# Newly single, living with ex, anyone else been there?



## DaisyDreamer

Hi all my ex and I finally broke up last night. It's been a long time coming this past two months and it was a straw that broke the camel's back sort of thing.

Things is we live together in a very tiny "one bedroom apartment"--only one place to sleep inf you catch my drift. Looks like it will be this way for a while, considering all of our stuff is pretty much interwoven together, back accounts, sharing one car, etc.

Anyone else been there? How did you manage, how long did it last? Did it suck or were you guys able to be friendly eventually?


----------



## Tropiclands

Well you really aren't fully separated if you're still living together. Are you able to move away on your own?


----------



## DaisyDreamer

Tropiclands said:


> Well you really aren't fully separated if you're still living together. Are you able to move away on your own?

Not particularly due to finances.


----------



## Tropiclands

Okay.
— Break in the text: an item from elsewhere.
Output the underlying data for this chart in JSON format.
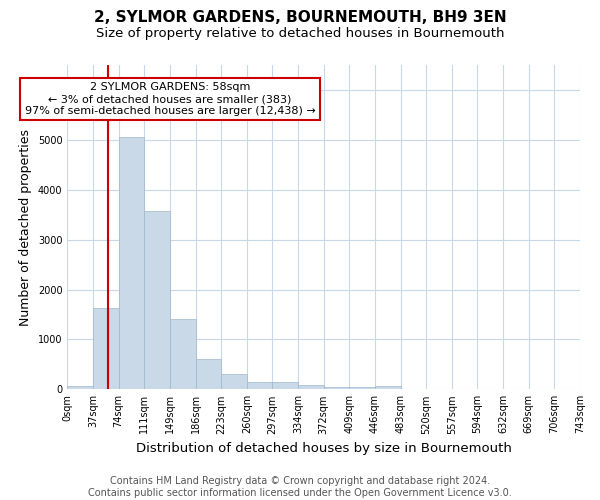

Are you trying to get financially independent to where you are able to live on your own?


----------



## Noria

I think you should move out as fast as possible! I did the same thing!


----------



## MrsT&Ben

I lived with my (can't come soon enough) ex husband for 3 months after we split up. It was hell. 
Thankfully he slept in the living room and I was in the bedroom. 
I hated it. You need to find a way to move out asap.


----------



## SpecialScars

I posted earlier here. I'm divorced with 3 FT kids from that marriage, 14 weeks pregnant with bf, but I'm breaking up with him tonight. We both live with his mother, and as a single, now pregnant mom of soon to be 4, there's NO WAY I can move out until I finish my BSN program and get a career - in 3 years. We don't share finances or accounts or anything, since he shares all that with his mommy (barf - part of the problem). . .so it's easier for me to feel independent since I've basically felt that way except for having to live here where the rent is cheap. . .I feel like it's doable. I also have a friend who has lived with her ex-husband for years because she is unable to make it on her own, and he pays all the bills. It's not fun, but they've made it work this far. I think it's manageable if there is a plan - for me to rush out of here would disrupt all my children and be an enormous hardship and isn't worth is as long as my 'bf' and his mom can respect my needs and space, and I pay them rent and take care of the household chores, ect, like I always do. 

so, don't worry and DON'T rush into another, different stressful situation that you can't afford. SLowly separate yourself from him, open your own accounts and take your time to assure you're doing things wisely. have a good plan and move towards that. Don't sleep with him!! Give yourself a break from other men as well - don't rush into anything just to have some support. . .good luck!!


----------